Tuesday, July 10, 2012

Ay Chihuahua...


Dear Laney,

It's hard to travel with two children and still eat healthy. Because we were in and out of cars and airplanes all day, you ended up eating a lot of things on the trip to Lincoln that I normally wouldn't agree to. Like Kentucky Fried Chicken. And a double scoop of sorbet purchased by your dad when I wasn't looking.  And buttered corn. Oh, so much corn.

On our second night in town, Grandpops decided to take us all out for a nice Mexican dinner, which even Hagen enjoyed.




I struggle sometimes in writing this blog with which details and stories to share. I want it to be an accurate representation of our days together, but I don't want your future classmates to be able to google it and tease you. In short: I share the cute/charming stuff, but keep most poop-related atrocities to myself.

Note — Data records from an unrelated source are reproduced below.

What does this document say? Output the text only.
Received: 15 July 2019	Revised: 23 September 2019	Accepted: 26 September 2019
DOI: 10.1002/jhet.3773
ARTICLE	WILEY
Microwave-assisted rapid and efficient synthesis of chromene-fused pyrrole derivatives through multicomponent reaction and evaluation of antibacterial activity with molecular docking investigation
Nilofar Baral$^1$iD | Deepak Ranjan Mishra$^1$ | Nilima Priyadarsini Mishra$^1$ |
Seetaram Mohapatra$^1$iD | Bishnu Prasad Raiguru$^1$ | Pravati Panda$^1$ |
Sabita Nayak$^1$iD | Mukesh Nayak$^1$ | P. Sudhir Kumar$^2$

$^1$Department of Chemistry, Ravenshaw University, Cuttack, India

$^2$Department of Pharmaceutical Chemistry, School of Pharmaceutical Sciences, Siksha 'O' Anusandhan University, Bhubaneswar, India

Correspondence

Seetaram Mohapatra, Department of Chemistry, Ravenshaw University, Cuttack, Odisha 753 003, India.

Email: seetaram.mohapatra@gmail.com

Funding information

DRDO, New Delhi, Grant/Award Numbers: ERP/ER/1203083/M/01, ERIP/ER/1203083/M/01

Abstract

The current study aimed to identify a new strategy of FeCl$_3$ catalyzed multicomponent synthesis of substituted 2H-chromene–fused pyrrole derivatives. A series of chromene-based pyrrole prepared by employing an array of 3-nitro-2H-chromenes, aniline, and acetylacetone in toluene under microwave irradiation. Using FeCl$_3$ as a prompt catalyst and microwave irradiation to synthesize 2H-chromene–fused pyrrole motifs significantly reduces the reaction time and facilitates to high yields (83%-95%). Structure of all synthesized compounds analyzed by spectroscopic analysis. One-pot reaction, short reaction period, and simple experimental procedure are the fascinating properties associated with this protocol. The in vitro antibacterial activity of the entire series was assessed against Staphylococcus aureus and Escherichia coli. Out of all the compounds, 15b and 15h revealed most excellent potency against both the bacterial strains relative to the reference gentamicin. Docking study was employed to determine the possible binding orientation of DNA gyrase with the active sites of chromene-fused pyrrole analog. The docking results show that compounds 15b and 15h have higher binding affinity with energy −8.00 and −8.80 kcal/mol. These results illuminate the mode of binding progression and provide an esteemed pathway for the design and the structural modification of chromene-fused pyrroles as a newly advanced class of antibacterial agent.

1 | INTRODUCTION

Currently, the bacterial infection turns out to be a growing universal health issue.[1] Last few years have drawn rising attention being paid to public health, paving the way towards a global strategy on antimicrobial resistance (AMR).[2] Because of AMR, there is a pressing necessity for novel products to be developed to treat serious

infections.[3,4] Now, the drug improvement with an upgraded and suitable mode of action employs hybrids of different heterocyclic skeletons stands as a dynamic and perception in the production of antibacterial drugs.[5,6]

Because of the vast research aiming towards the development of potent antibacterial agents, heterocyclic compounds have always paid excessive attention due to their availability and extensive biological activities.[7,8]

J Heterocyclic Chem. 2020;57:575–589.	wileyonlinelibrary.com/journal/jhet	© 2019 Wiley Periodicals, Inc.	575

But know this: There will come a time when you're a teenager and you don't like me very much. You'll think I'm mean and evil because I won't let you go somewhere or buy something and you might even accuse me of never doing anything for you. That's when I'm going to tell you the story of the time I used an entire box of newly-opened wipes to scrub down all 64 square feet of a Mexican restaurant's bathroom after you got done with it.


And when you're in the midst of your teenage tantrum, you're going to find me smiling at you and repeating, "You're welcome. You're welcome."